Suddenly, though, everyone’s interested in Afghanistan and the folks at SpinSanity expanded on my highlights of the problem with Scheer’s reporting and ran with it back in June. I had no idea anyone cared until I ran across a link to a SpinSanity story on the FrontPageMag site. (The weird thing, by the way, is that Scheer still bizarrely maintains that aid relief given to the UN to prevent starvation in Afghanistan represented a “signal” to the Taliban that the U.S. supports its sheltering of bin Laden).

The moral of the story is not that everybody should read my sites (though, obviously, they should), but rather that small, independent web sites run by critical thinkers really are fulfilling the promise of the Internet, despite all the carping about how Time Warner and other large media conglomerates now dominate.

Look at SpinSanity — basically two guys with a web sites and some very sharp minds skewering the excessive spin that is so common on both the Left and Right these days. That’s my kind of web site.

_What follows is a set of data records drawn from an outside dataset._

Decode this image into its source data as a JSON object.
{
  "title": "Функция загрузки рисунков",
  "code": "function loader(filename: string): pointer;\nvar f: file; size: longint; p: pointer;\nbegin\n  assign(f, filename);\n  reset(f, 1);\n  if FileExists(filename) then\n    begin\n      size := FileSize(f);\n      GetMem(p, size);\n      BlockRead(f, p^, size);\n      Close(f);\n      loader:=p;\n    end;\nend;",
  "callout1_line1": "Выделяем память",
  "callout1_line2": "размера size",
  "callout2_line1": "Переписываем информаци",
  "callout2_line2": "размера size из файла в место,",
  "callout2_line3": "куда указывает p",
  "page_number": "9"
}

Animal Liberation Front Claims Responsibility for $1 Million Coulston Fire

On October 11, 2001, the Animal Liberation Front took credit for a September 20 fire at a Coulston Foundation facility that caused an estimated $1 million in damages.

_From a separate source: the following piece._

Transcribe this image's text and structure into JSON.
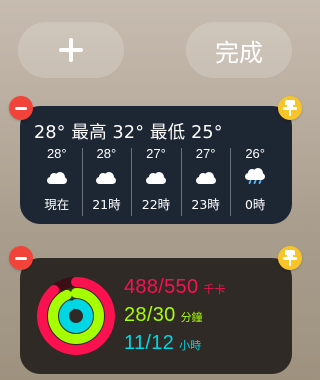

An incendiary device was detonated at a building at The Coulston Foundation’s White Sands Research Center in Alamogordo, New Mexico. Coulston spokesman Don McKinney called the fire an act of terrorism, but police say their investigation has not yet determined a particular group responsible for the fire.

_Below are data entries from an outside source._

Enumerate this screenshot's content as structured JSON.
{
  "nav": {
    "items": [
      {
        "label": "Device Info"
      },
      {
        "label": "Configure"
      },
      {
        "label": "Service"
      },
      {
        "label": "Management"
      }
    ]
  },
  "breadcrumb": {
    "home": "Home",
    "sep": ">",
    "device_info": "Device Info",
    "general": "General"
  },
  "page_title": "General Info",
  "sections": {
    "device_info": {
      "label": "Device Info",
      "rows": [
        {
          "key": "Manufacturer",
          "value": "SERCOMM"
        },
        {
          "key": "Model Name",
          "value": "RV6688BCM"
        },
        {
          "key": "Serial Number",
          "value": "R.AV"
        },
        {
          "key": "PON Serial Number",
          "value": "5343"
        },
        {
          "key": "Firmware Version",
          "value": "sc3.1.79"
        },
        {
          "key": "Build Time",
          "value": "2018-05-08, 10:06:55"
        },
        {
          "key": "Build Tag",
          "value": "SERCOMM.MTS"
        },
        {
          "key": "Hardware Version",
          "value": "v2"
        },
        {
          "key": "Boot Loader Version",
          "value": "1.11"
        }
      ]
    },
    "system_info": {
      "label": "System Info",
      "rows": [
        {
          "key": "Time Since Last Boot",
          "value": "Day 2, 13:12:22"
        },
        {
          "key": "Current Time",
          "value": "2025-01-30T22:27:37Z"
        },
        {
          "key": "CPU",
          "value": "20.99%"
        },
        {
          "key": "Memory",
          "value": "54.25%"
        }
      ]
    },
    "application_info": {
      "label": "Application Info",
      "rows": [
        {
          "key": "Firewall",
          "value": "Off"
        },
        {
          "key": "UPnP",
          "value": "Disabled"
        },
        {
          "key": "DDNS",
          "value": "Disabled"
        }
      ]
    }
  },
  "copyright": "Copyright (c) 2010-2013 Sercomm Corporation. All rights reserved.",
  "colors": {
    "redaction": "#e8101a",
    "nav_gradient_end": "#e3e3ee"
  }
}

The building was a maintenance facility where no animals were housed, and no one was injured in the blaze.

In a press release, the ALF terrorists wrote, “We intend for this act of nonviolent economic sabotage to bring an end to this truly evil institution.

McKinney had other words for this violent act of terrorism,

This has been an assault on Alamogordo, an assault on New Mexico and an assault on the United States, and it has been done by a citizen of the U.S. right at the time that our nation is under attack. I find that considerably less than acceptable.

Sources:

Animal rights group claims responsibility for fire at primate lab. The Alamogordo Daily News (New Mexico), October 12, 2001.

A.L.F. claims responsibility for Coulston Federation Fire. Frontline Information Service, Press Release, October 11, 2001.

PETA Ridiculed in MAD Magazine

Massachusetts-area animal rights activist Lorraine Nicotera recently posted a message to an animal rights e-mail list pushing a parody of People for the Ethical Treatment of Animals in this month’s Mad Magazine as some sort of publicity victory.

The actual Mad feature is a spread called “Only a true PETA nut…” which then has various endings to that sentence stem such as “…will try to reason with a mosquito,” accompanied by humorous graphics.

Rather than see this for the ridicule it is, Nicotera thinks the piece “shows that PETA and Animal Rights Activists and other organizations have gone so far into mainstream, we are even in MAD Magazine!”

Talk about wishful thinking — although I do hope that Mad continues to poke fun at the insanity that is the animal rights movement.

Source:

Only a True PETA nut . . . MAD mag. Lorraine Nicotera, e-mail communication, September 18, 2001.